Her good looks led her into the film industry where, in 1965, she had a minor role as an assistant to the Mayor in What’s New Pussycat and the following year appeared as a girlfriend of a racing driver in Grand Prix.

“From the moment I went to England, I had more confidence,” she said in an interview. “In France, the image I had was of a shy girl – a poor lonely girl and not too good-looking. When I went to England I had another image. I felt the journalists were much more interested in my looks than in my songs.” She rubbed shoulders with stars like Alan Price and Georgie Fame as well as the Beatles – although it was George Harrison she got on best with as they were similar, but the person who made the biggest impression on her was Mick Jagger. Although they dined together and the press lapped it up, nothing happened as they were both in relationships. She said of him, “I was like a shy fan, you know.

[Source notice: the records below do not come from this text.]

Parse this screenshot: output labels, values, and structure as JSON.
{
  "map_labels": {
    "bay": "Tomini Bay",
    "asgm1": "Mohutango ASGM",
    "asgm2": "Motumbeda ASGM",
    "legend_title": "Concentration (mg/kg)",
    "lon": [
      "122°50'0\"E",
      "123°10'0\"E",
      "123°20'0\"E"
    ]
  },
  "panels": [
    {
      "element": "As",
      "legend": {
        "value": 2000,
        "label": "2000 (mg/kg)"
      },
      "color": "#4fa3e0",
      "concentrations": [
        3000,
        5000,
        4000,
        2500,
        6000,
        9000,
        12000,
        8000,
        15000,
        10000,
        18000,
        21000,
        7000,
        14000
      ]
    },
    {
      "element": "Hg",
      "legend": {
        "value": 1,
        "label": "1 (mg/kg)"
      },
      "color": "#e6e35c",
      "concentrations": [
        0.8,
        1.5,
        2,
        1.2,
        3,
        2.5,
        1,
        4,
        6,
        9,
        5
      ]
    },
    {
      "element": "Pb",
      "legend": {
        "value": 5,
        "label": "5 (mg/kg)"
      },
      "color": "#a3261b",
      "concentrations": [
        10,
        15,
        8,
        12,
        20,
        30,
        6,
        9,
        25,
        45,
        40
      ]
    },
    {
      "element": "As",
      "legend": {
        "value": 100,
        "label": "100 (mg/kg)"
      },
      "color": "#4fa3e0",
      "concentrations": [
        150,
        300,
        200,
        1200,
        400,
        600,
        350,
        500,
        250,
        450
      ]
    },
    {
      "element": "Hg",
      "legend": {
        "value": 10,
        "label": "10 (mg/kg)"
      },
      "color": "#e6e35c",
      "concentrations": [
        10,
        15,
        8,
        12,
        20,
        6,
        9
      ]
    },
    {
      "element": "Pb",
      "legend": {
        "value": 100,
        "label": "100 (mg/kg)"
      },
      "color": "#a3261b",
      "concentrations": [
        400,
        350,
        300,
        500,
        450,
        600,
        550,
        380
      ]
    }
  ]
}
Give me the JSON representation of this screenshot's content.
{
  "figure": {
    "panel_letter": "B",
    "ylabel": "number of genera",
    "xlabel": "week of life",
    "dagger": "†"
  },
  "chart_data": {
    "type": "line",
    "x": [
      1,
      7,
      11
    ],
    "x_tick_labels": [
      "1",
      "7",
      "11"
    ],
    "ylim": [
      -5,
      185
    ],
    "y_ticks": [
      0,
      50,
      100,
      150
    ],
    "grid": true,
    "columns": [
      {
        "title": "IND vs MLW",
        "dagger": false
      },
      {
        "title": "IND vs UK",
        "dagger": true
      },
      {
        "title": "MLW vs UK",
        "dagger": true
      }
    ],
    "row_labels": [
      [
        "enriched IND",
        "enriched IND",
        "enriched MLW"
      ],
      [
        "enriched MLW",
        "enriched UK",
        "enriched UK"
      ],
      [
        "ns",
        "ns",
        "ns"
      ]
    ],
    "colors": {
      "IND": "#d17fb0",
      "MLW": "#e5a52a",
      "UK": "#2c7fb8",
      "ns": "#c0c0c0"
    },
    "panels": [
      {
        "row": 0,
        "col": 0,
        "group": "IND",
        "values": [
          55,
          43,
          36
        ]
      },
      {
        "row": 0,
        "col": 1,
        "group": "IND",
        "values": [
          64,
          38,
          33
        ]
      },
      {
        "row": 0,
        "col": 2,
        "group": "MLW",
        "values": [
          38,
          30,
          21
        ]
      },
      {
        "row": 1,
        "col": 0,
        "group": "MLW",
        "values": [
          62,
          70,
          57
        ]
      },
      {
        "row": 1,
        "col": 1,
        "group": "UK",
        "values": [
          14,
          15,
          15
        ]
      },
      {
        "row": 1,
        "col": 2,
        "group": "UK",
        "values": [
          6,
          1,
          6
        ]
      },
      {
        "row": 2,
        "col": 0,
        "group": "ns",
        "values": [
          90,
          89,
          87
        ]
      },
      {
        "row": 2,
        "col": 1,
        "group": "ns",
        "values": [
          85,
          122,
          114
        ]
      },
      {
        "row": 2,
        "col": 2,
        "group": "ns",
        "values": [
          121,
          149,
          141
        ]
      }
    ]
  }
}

I met him on the street and he smiled at me and I thought I would never recover. He was like an angel – a dark angel. He doesn’t know this, but he was the first one who gave me a little more confidence in myself because in an interview for a French magazine for young girls he said that I was his ideal woman.”

In 1981 she finally married her long-term partner Jacques Dutronc, a singer/songwriter and guitarist who also recorded the original version of Mungo Jerry’s hit Alright, Alright, Alright under its original title Et Moi, Et Moi, Et Moi in 1966 which was released on the Vogue record label – the same label who first signed Hardy. The couple had one son called Thomas who is now an established jazz guitarist.

Hardy, for many years, claimed she was never going to sing after the age of 50. In 1988, at the age of 44, she started preparing her farewell album which was called Décalage, but fans were disappointed as she didn’t seem to go out with a big bang. Maybe she had other plans? As it turned out six years passed until we really anything from her – in 1994 she collaborated with Blur for their re-recorded version of To The End of which she sang some verses in French and it was retitled To The End (La Comedie), the following year she lent her voice to a Malcolm McLaren single called Revenge of the Flowers. Then, in 2000, she made bigger comeback with a new album called Clair-Obscur which featured her son on guitar and a duet with her husband whom she’d not collaborated with – musically – since 1978. It received rave reviews with Hardy’s voice and the arrangements being highly praised.

There’s another string to Hardy’s bow, her other passion is astrology and in the 1970s she began studying it seriously and thus became an expert on astrological birth charts even writing two books on the subject.

She is still legally married to Jacques but they choose to live apart spending the majority of her time in her Paris apartment and him in their other home on the island of Corsica. She continues to record and in 2012 signed a two-album deal with EMI the first of which was called L’Amour Fou. We’re still waiting for the second.